Bundan üç yıl önce evimde ağırladığım, çeşitli medya kuruluşlarında yöneticilik yapmış, prima işlere imza atmış, ödüller almış, emekli olmuş, işsiz kalmış, arkadaşlarım benden Diyarbakır’da bir gazete satın alıp, mesleğe geri dönmemi istediler.
Heyecanlandım.
Raif abi (Türk) henüz yaşıyordu. Hepimiz projemizi ona tek tek anlattık.
Ben, gazete yetmez, TV ve radyo da ekleyelim dedim…
Geçelim;
Ertesi gün Raif abiyle tekrar konuştuk. O da gazetecilikten patronluğa evirilmiş, deneyimli bir iş insanıydı artık.
Dedi ki, “Bak, Türkiye’de ilk yerel haber ajansını açtın.

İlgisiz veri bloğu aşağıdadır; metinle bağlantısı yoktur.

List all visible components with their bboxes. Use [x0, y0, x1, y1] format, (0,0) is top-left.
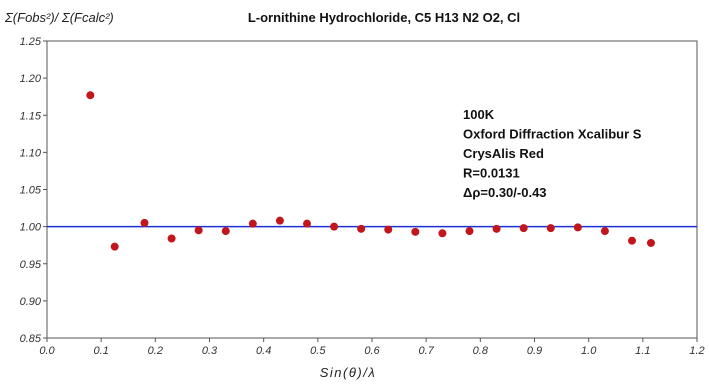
y-tick-label: 1.20	[20, 73, 42, 85]
data-point	[140, 218, 149, 227]
annotation-line: Δρ=0.30/-0.43	[463, 185, 547, 200]
data-point	[330, 222, 339, 231]
y-tick-label: 1.05	[20, 185, 42, 197]
y-tick-label: 1.25	[20, 36, 42, 48]
annotation-block: 100K Oxford Diffraction Xcalibur S CrysAli…	[463, 107, 642, 200]
x-tick-label: 1.2	[689, 345, 704, 357]
x-axis-label: Sin(θ)/λ	[320, 365, 377, 380]
x-tick-label: 0.9	[527, 345, 542, 357]
x-axis-ticks: 0.0 0.1 0.2 0.3 0.4 0.5 0.6 0.7 0.8 0.9 1.0 1.1 1.2	[39, 338, 705, 357]
data-point	[248, 219, 257, 228]
x-tick-label: 0.8	[473, 345, 489, 357]
data-point	[275, 216, 284, 225]
data-point	[110, 242, 119, 251]
data-point	[546, 224, 555, 233]
x-tick-label: 1.1	[635, 345, 650, 357]
x-tick-label: 0.3	[202, 345, 218, 357]
y-tick-label: 1.10	[20, 147, 42, 159]
annotation-line: R=0.0131	[463, 166, 520, 181]
chart-title: L-ornithine Hydrochloride, C5 H13 N2 O2,…	[248, 10, 520, 25]
x-tick-label: 0.4	[256, 345, 271, 357]
data-point	[600, 227, 609, 236]
plot-frame	[46, 40, 698, 339]
data-point	[465, 227, 474, 236]
x-tick-label: 0.5	[310, 345, 326, 357]
annotation-line: 100K	[463, 107, 495, 122]
x-tick-label: 0.7	[419, 345, 435, 357]
x-tick-label: 0.6	[364, 345, 380, 357]
data-point	[646, 238, 655, 247]
data-point	[438, 229, 447, 238]
annotation-line: Oxford Diffraction Xcalibur S	[463, 127, 642, 142]
y-tick-label: 0.90	[20, 296, 42, 308]
y-tick-label: 1.15	[20, 110, 42, 122]
y-axis-ticks: 0.85 0.90 0.95 1.00 1.05 1.10 1.15 1.20 1.25	[20, 36, 47, 345]
data-point	[411, 227, 420, 236]
data-point	[628, 236, 636, 245]
x-tick-label: 1.0	[581, 345, 597, 357]
data-point	[357, 224, 366, 233]
annotation-line: CrysAlis Red	[463, 146, 544, 161]
x-tick-label: 0.0	[39, 345, 55, 357]
y-axis-label: Σ(Fobs²)/ Σ(Fcalc²)	[4, 10, 114, 25]
data-point	[221, 227, 230, 236]
data-point	[167, 234, 176, 243]
x-tick-label: 0.2	[148, 345, 163, 357]
data-point	[492, 224, 501, 233]
data-point	[519, 224, 528, 233]
data-point	[194, 226, 203, 235]
y-tick-label: 0.95	[20, 259, 42, 271]
data-point	[573, 223, 582, 232]
x-tick-label: 0.1	[94, 345, 109, 357]
data-points	[86, 91, 655, 251]
y-tick-label: 1.00	[20, 222, 42, 234]
data-point	[86, 91, 95, 100]
data-point	[303, 219, 311, 228]
data-point	[384, 225, 393, 234]
y-tick-label: 0.85	[20, 333, 42, 345]
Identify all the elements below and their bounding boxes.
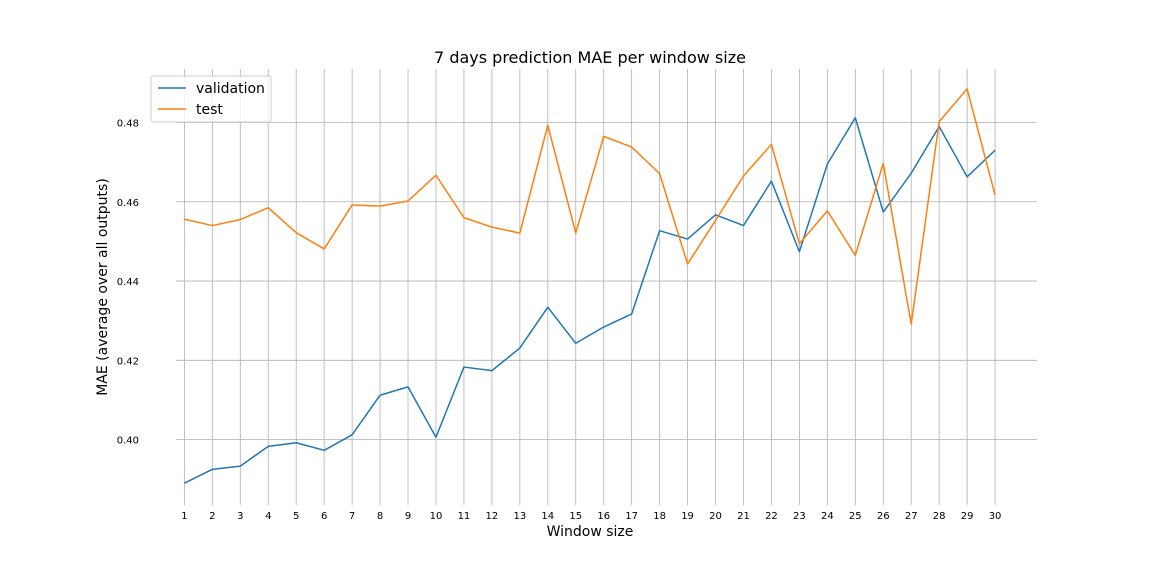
x-axis-label: Window size [547,524,634,540]
x-tick-label: 8 [377,511,383,522]
x-tick-label: 15 [569,511,582,522]
series-lines [184,88,996,484]
x-tick-label: 24 [821,511,834,522]
x-tick-label: 1 [181,511,187,522]
x-tick-label: 16 [597,511,610,522]
grid [176,69,1037,505]
x-tick-label: 2 [209,511,215,522]
y-tick-label: 0.44 [117,277,139,288]
y-axis-label: MAE (average over all outputs) [95,178,111,396]
x-tick-label: 29 [961,511,974,522]
x-tick-label: 21 [737,511,750,522]
x-tick-label: 22 [765,511,778,522]
tick-labels: 1 2 3 4 5 6 7 8 9 10 11 12 13 14 15 16 17 18 19 20 21 22 23 24 2… [117,119,1002,522]
x-tick-label: 18 [653,511,666,522]
legend-label-test: test [196,102,223,118]
x-tick-label: 5 [293,511,299,522]
x-tick-label: 6 [321,511,327,522]
legend: validation test [150,75,272,123]
x-tick-label: 10 [430,511,443,522]
x-tick-label: 12 [486,511,499,522]
x-tick-label: 7 [349,511,355,522]
x-tick-label: 23 [793,511,806,522]
series-line-test [184,88,996,326]
x-tick-label: 11 [458,511,471,522]
series-line-validation [184,117,996,484]
y-tick-label: 0.46 [117,198,139,209]
x-tick-label: 28 [933,511,946,522]
chart-title: 7 days prediction MAE per window size [434,48,746,67]
x-tick-label: 14 [541,511,554,522]
y-tick-label: 0.48 [117,119,139,130]
x-tick-label: 26 [877,511,890,522]
x-tick-label: 9 [405,511,411,522]
x-tick-label: 13 [513,511,526,522]
x-tick-label: 20 [709,511,722,522]
x-tick-label: 4 [265,511,271,522]
x-tick-label: 25 [849,511,862,522]
x-tick-label: 30 [989,511,1002,522]
x-tick-label: 17 [625,511,638,522]
y-tick-label: 0.40 [117,436,139,447]
legend-label-validation: validation [196,81,265,97]
x-tick-label: 27 [905,511,918,522]
x-tick-label: 3 [237,511,243,522]
x-tick-label: 19 [681,511,694,522]
y-tick-label: 0.42 [117,356,139,367]
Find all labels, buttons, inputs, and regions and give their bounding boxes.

Halepçe katliamına denk geldiği için, yayınlarınızla kısa sürede tanındınız.
Mutlu oldunuz mu? Ne MİT’çiliğiniz kaldı, ne hainliğiniz. Şimdi bu filmi niye başa sarıyorsun? Geride kal. Destek ol, ama bu havuza bir daha düşme!”
Onu dinledim. Arkadaşlarıma maddi, manevi destek oldum. Teklifi zamana yayıp, kimseyi incitmeden reddettim.
Halk TV yönetim kurulu başkanı Cafer Mahiroğlu’nu dinledim Ece Üner’in programında.
Kendi deyimiyle, kafasını giyotine uzatan bir medya patronu konuşuyordu. Üzgün, kırgın, ağlamaklı, ama kararlı, pişman olmayan bir adam vardı ekranda.
Halk TV’ye saatli bomba gibi kurulmuş, kod adı Rok olan, Rasim isimli bir soytarının yarattığı tahribatı dinledim.
Halk TV’nin kare ası, bu röportajı Mahiroğlu’nun iradesine bağlayıp istifa etmişlerdi.
Mahiroğlu, ilk defa duruşunun maliyetinden bahsetti, ödediği bedelleri anlattı.
Samimi bir empati yaptım onunla. Daha 26 yaşındayken başıma gelenleri hatırladım, Kürdistan Pres’in manşetlerini resmettim kafamda.
Yıllarca o iftiralardan kurtulmak için defans yaptım, kahroldum.
İktidar kadrosunun hangi tuşa ne zaman basacağını bilen mahir bir ekibi var. Cesaret yetmiyor.
Benim ipimi de, Derik’te korucuların öldürdüğü kadın, Milliyet gazetesinde manşet olduğu için Kozakçıoğlu çekmişti.